Among the details prosecutors included in a court filing in their case against shamed former Speaker of the House, Dennis Hastert, was a La-Z-Boy type reclining chair they say he placed in the boy's shower room while coaching teens at an Illinois high school.
After the court filings were made public on Friday, comedian Andy Richter--who attended the school where Hastert worked before gaining political fame--revealed he remembers the chair well.
"I went to Yorkville HS '80-'84 & I remember this chair. Purportedly 'to keep boys from fighting,'" Richter, best known as Conan O'Brien's late night comedy sidekick, posted to Twitter on Friday.
Hastert, now 74, was once a teacher and a wrestling coach at Yorkville High School outside Chicago before a successful run for state legislature started a career that ultimately placed him second in the line of succession to the presidency.
But years after he left office in 2007, Hastert's political legacy turned sour.
In October, Hastert pleaded guilty to one count of illegally structuring bank withdrawals. In Friday's new court filing, prosecutors detail for the first time how the fraud was part of a scheme to pay off one of his at least four alleged victims of sexual abuse.

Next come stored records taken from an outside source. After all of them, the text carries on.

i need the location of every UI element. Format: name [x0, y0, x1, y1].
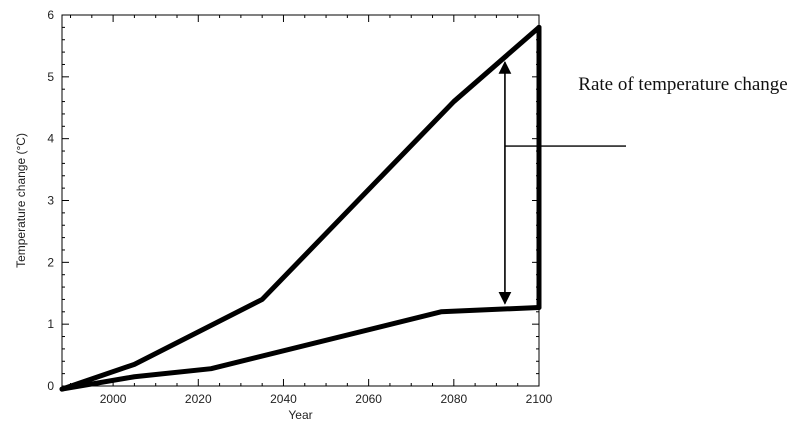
x-tick-label: 2000 [100, 392, 127, 406]
x-tick-label: 2020 [185, 392, 212, 406]
y-tick-label: 4 [47, 132, 54, 146]
y-tick-label: 3 [47, 194, 54, 208]
x-tick-label: 2100 [526, 392, 553, 406]
y-tick-label: 6 [47, 8, 54, 22]
x-axis-ticks: 2000 2020 2040 2060 2080 2100 [70, 15, 553, 406]
series-lines [59, 24, 542, 392]
annotation-text: Rate of temperature change [578, 74, 788, 95]
annotations [498, 24, 626, 310]
x-axis-label: Year [288, 408, 312, 422]
plot-frame [61, 14, 540, 387]
y-tick-label: 2 [47, 255, 54, 269]
y-axis-ticks: 0 1 2 3 4 5 6 [47, 8, 539, 393]
x-tick-label: 2080 [440, 392, 467, 406]
y-tick-label: 5 [47, 70, 54, 84]
y-tick-label: 1 [47, 317, 54, 331]
series-line-2 [59, 304, 542, 392]
y-tick-label: 0 [47, 379, 54, 393]
series-line-1 [59, 24, 542, 392]
x-tick-label: 2060 [355, 392, 382, 406]
plot-border [61, 14, 540, 387]
y-axis-label: Temperature change (°C) [14, 133, 28, 268]
x-tick-label: 2040 [270, 392, 297, 406]
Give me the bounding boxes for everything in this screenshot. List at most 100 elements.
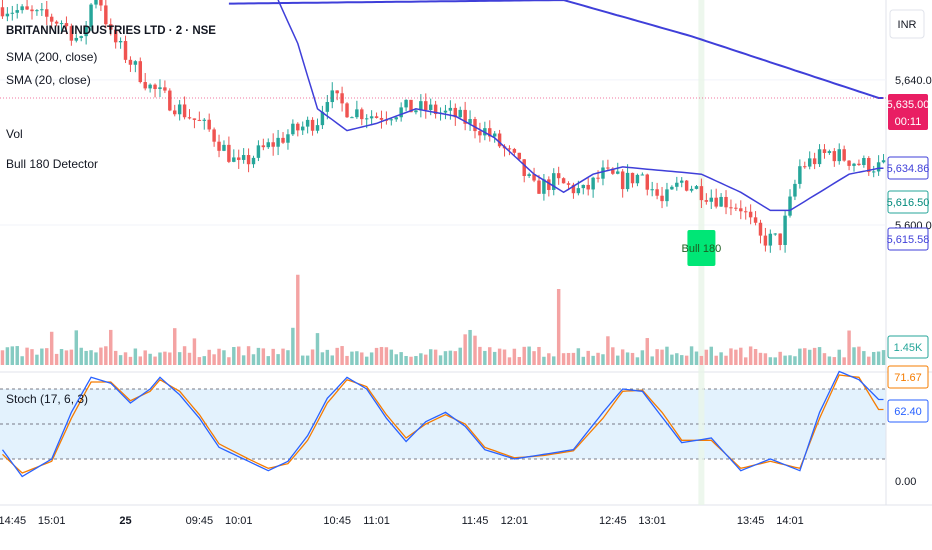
candle-body	[187, 117, 192, 119]
bull-signal-label: Bull 180	[682, 243, 722, 255]
currency-box	[889, 9, 925, 39]
legend-stoch[interactable]: Stoch (17, 6, 3)	[6, 392, 89, 406]
volume-bar	[458, 347, 462, 365]
volume-bar	[128, 356, 133, 365]
candle-body	[542, 179, 546, 194]
currency-label: INR	[898, 19, 917, 31]
volume-bar	[438, 355, 443, 365]
volume-bar	[547, 353, 551, 365]
candle-body	[532, 174, 536, 181]
candle-body	[655, 189, 659, 196]
candle-body	[177, 104, 182, 115]
volume-bar	[556, 289, 561, 365]
candle-body	[768, 233, 773, 246]
volume-bar	[64, 350, 69, 365]
volume-bar	[591, 355, 595, 365]
volume-bar	[54, 353, 59, 365]
volume-bar	[527, 346, 531, 365]
candle-body	[492, 133, 497, 137]
candle-body	[84, 27, 88, 37]
candle-body	[665, 189, 669, 202]
volume-bar	[803, 348, 807, 365]
volume-bar	[660, 349, 664, 365]
candle-body	[369, 116, 374, 119]
volume-bar	[227, 357, 231, 365]
volume-bar	[537, 346, 541, 365]
candle-body	[842, 149, 846, 161]
volume-bar	[517, 357, 522, 365]
volume-bar	[25, 347, 29, 365]
candle-body	[778, 233, 782, 245]
volume-bar	[94, 352, 98, 365]
volume-bar	[586, 350, 590, 365]
volume-bar	[837, 349, 841, 365]
stoch-k-badge-box	[887, 365, 929, 389]
legend-sma20[interactable]: SMA (20, close)	[6, 73, 91, 87]
price-tick-label: 5,640.00	[895, 75, 932, 87]
candle-body	[15, 10, 19, 13]
candle-body	[433, 104, 438, 115]
time-tick-label: 14:01	[776, 515, 804, 527]
candle-body	[246, 155, 251, 165]
volume-bar	[109, 329, 113, 365]
symbol-title[interactable]: BRITANNIA INDUSTRIES LTD · 2 · NSE	[6, 25, 216, 37]
candle-body	[798, 166, 802, 184]
candle-body	[552, 173, 556, 190]
volume-bar	[369, 352, 374, 365]
volume-bar	[138, 356, 143, 365]
volume-bar	[768, 357, 773, 365]
volume-bar	[10, 346, 15, 365]
candle-body	[862, 158, 866, 166]
candle-body	[128, 59, 133, 65]
candle-body	[414, 110, 418, 113]
candle-body	[99, 0, 103, 6]
candle-body	[300, 126, 305, 131]
time-tick-label: 12:01	[501, 515, 529, 527]
candle-body	[217, 141, 221, 151]
candle-body	[54, 21, 59, 24]
candle-body	[537, 180, 541, 194]
volume-bar	[699, 355, 704, 365]
candle-body	[404, 99, 408, 108]
sma200-line	[228, 0, 884, 99]
volume-bar	[748, 346, 753, 365]
candle-body	[684, 180, 689, 191]
candle-body	[448, 107, 453, 111]
volume-bar	[758, 352, 763, 365]
candle-body	[807, 158, 812, 167]
candle-body	[620, 171, 625, 190]
volume-bar	[542, 356, 546, 365]
volume-bar	[305, 355, 310, 365]
volume-bar	[59, 349, 64, 365]
volume-bar	[217, 348, 221, 365]
volume-bar	[453, 351, 458, 365]
volume-bar	[532, 351, 536, 365]
volume-bar	[276, 354, 280, 365]
candle-body	[133, 61, 138, 65]
candle-body	[817, 149, 822, 165]
legend-vol[interactable]: Vol	[6, 127, 23, 141]
candle-body	[763, 235, 768, 246]
candle-body	[360, 109, 364, 120]
volume-bar	[15, 346, 19, 365]
legend-bull-180-detector[interactable]: Bull 180 Detector	[6, 157, 99, 171]
volume-bar	[163, 351, 167, 365]
volume-bar	[862, 351, 866, 365]
volume-bar	[867, 356, 871, 365]
volume-bar	[291, 327, 295, 365]
legend-sma200[interactable]: SMA (200, close)	[6, 50, 98, 64]
sma20-badge: 5,615.58	[887, 234, 930, 246]
volume-bar	[261, 348, 266, 365]
candle-body	[660, 195, 664, 202]
volume-bar	[271, 348, 275, 365]
candle-body	[256, 145, 261, 158]
volume-bar	[315, 333, 320, 365]
candle-body	[25, 6, 29, 10]
candle-body	[596, 177, 600, 179]
volume-bar	[611, 347, 615, 365]
candle-body	[689, 188, 694, 191]
volume-bar	[680, 355, 684, 365]
last-price-badge-box	[888, 94, 928, 130]
volume-bar	[842, 357, 846, 365]
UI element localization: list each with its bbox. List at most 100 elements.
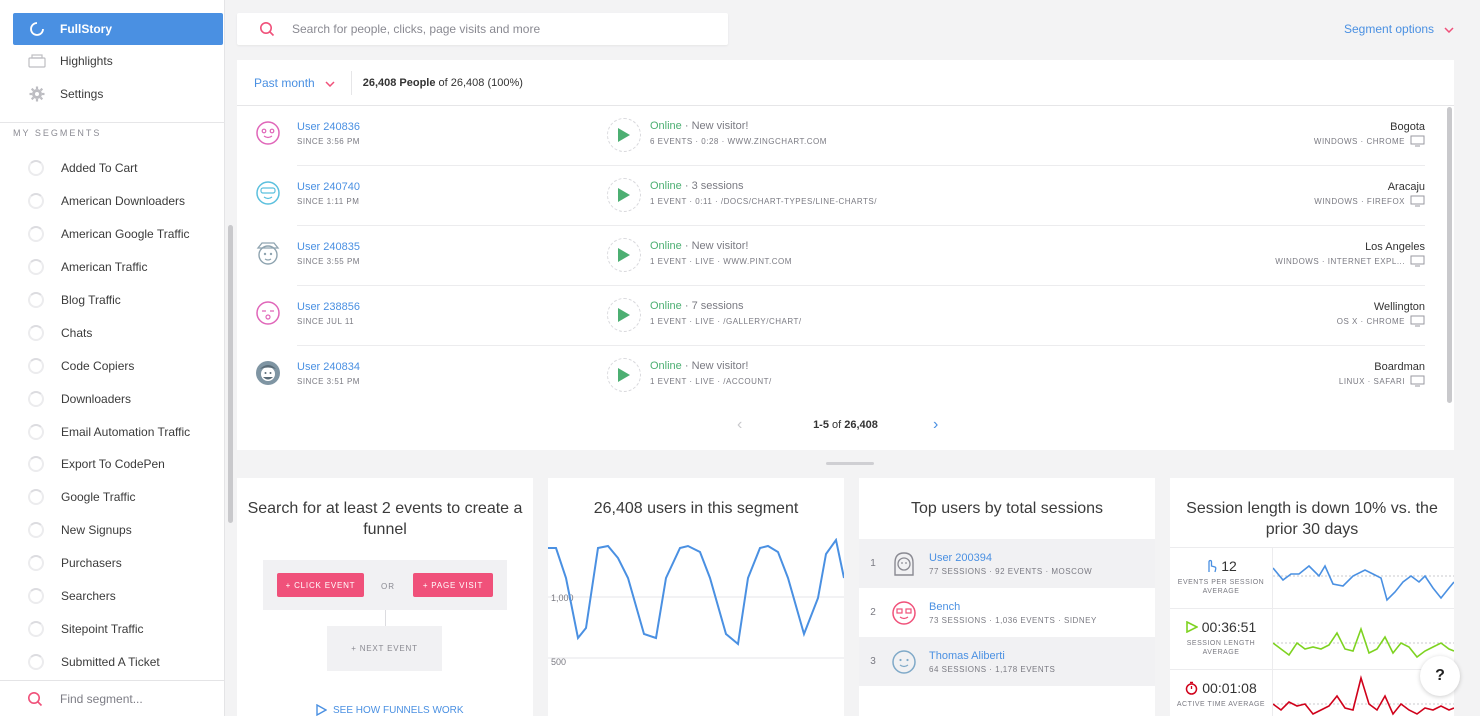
- play-session-button[interactable]: [607, 238, 641, 272]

The filing also details alleged incidents in which prosecutors say Hastert molested boys with whom he worked as Yorkville's wrestling coach.
Prosecutors say they learned of the La-Z-Boy chair from a victim identified in the filing as Individual D.
"Individual D recalled that defendent put a 'Lazyboy'-type chair in direct view of the shower stalls in the locker room where he sat while the boys showered," the filing reads.
The statute of limitations has expired on the at least four alleged sex abuse incidents. However, prosecutors included the alleged misdeeds in their pre-sentencing memo ahead of Hastert's scheduled sentencing later this month.
"While defendant achieved great success, reaping all the benefits that went with it, these boys struggled, and all are still struggling now with what defendant did to them. Some have managed better than others, but all of them carry the scars defendant inflicted upon them," the filing says.
As for Richter's experience, he said it's all in the past and made no mention of Hastert himself.
"I haven't thought of it in 30 yrs," Richter wrote in subsequent posts. "tbh, I don't find it's upsetting me now. I'm just so struck by how easy it was to do that. Nobody questioned it."
Hastert's sentencing on the bank fraud conviction is scheduled for April 27. He faces up to six months in prison.